The Queen is in turmoil at Balmoral, unsure whether to remain in Scotland or to take Blair's advice and return to London.
She drives alone into the Highlands, but is forced eventually to a halt after her car becomes stuck in a river. ( IF this sort of behaviour IS true of the Queen, the daredevil driving etc, then it really IS an eyeopener. )
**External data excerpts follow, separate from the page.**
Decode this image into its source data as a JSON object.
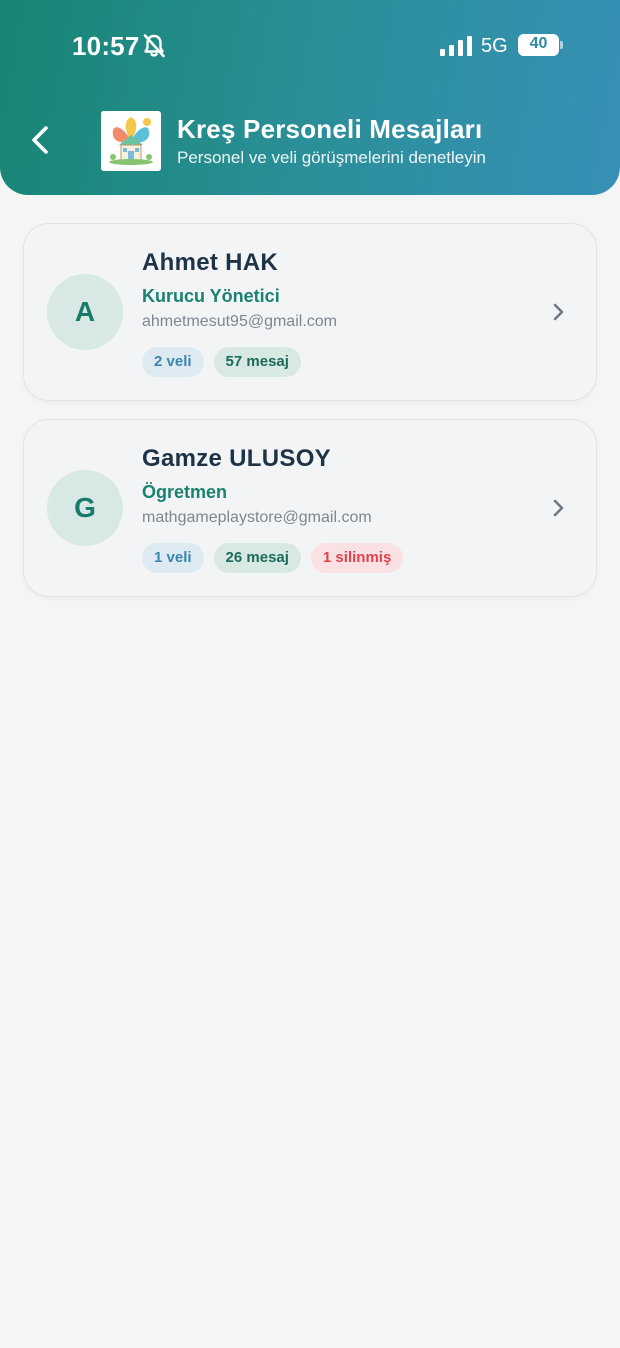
{
  "status_bar": {
    "time": "10:57",
    "network": "5G",
    "battery": "40",
    "battery_level_percent": 40
  },
  "header": {
    "title": "Kreş Personeli Mesajları",
    "subtitle": "Personel ve veli görüşmelerini denetleyin"
  },
  "colors": {
    "header_gradient_start": "#178573",
    "header_gradient_end": "#3890b7",
    "accent_green": "#198270",
    "deleted_red": "#e1424d"
  },
  "icons": {
    "back": "chevron-left-icon",
    "mute": "bell-off-icon",
    "row_action": "chevron-right-icon"
  },
  "staff": [
    {
      "initial": "A",
      "name": "Ahmet HAK",
      "role": "Kurucu Yönetici",
      "email": "ahmetmesut95@gmail.com",
      "veli": "2 veli",
      "mesaj": "57 mesaj"
    },
    {
      "initial": "G",
      "name": "Gamze ULUSOY",
      "role": "Ögretmen",
      "email": "mathgameplaystore@gmail.com",
      "veli": "1 veli",
      "mesaj": "26 mesaj",
      "silinmis": "1 silinmiş"
    }
  ]
}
However, in the mountains, Elizabeth meets a stag, probably one Philip stalked earlier, and she's mesmerised by its beauty. Once rescued, Elizabeth hears that a stag ( this one?) has been killed by the guest of a neighbouring lord. She is mortified and drives round to his Estate where she sees the dead animal , realising that it must have been wounded before its eventual death. And she's profoundly moved. But Elizabeth, being Elizabeth, remembers her place; on speaking to the lord's helpful gillie, she sends "congratulations " to the delighted Investment Banker who fired the shot.. And all this as she desparately questions her role in the monarchy, and the death of her daughter-in-law, who as so many were saying, was hunted, then wounded and driven to her own death..
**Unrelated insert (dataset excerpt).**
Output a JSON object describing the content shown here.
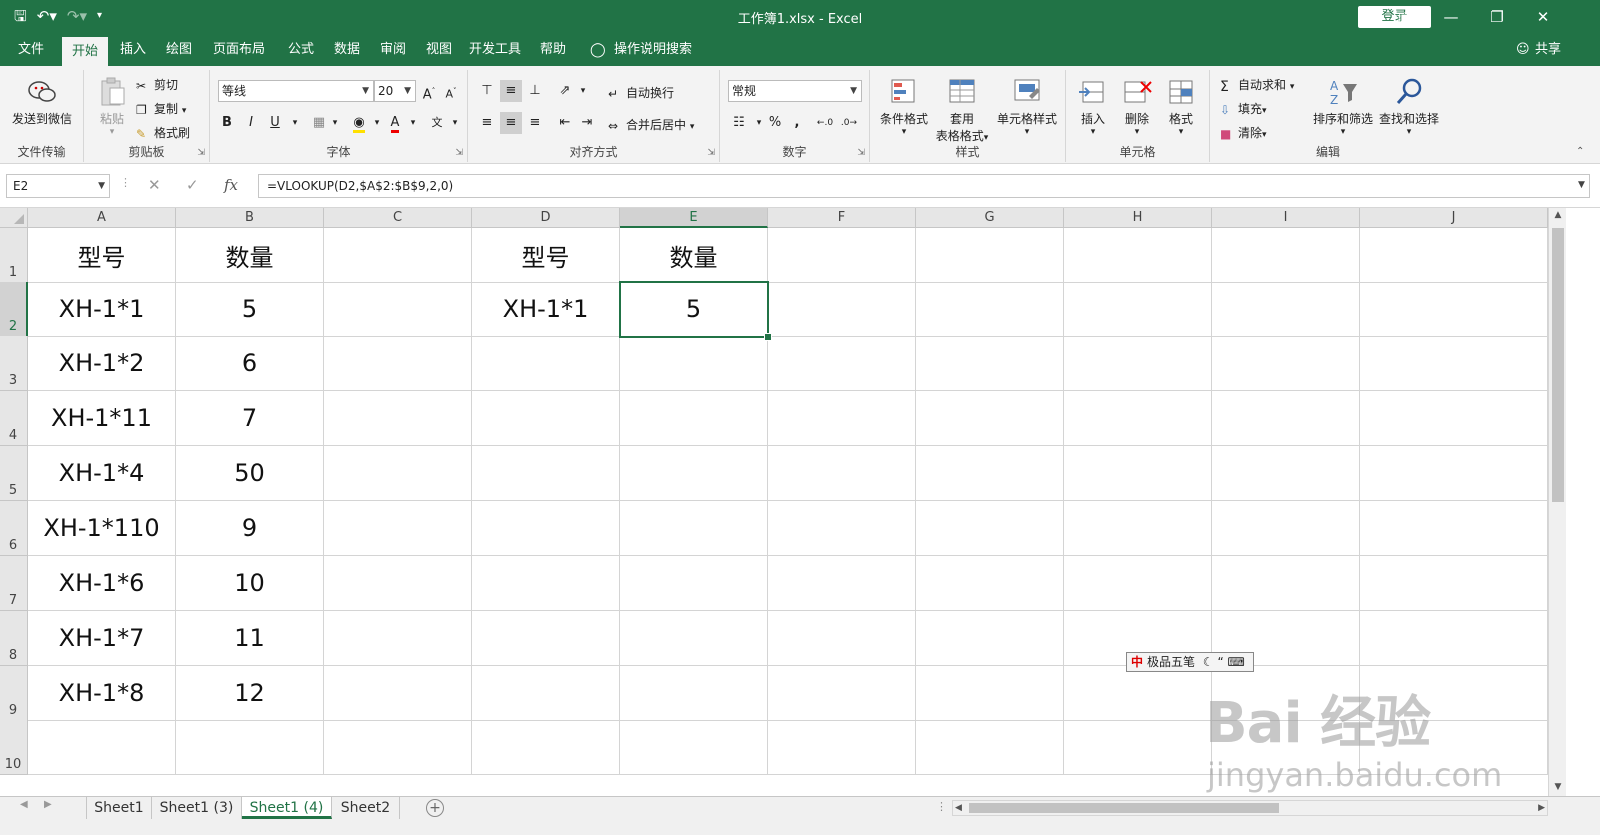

The supporting cast were exceptional;Helen McCrory was a brilliant Cherie Blair. Her relationship with Tony was well drawn, both her strengths and personal ambition for Tony was obvious. Sylvia Simms played an excellent Queen Mother, with her grimaces, her asides, giving a believable portrait of her relationship with her daughter. Michael Sheen as Blair was stunning, from his first nervous meeting after his Election, when Elizabeth declared he was merely one of ten PM's she'd known (from Mrs T to Churchill, in tophat and frock coat) to the rise in his status, the gaining of his confidence...
A superb film. I particularly enjoyed too the music by the composer Andre Desplat; each piece seemed exactly right with its scene. Also the camera work...eg Diana and Dodie, driven from the Ritz to their deaths in the tunnel, were accompanied by a dramatic sequence of flashbacks of Diana's life....
I cant help but feel that Stephen Frears and his team deserve all the accolades going.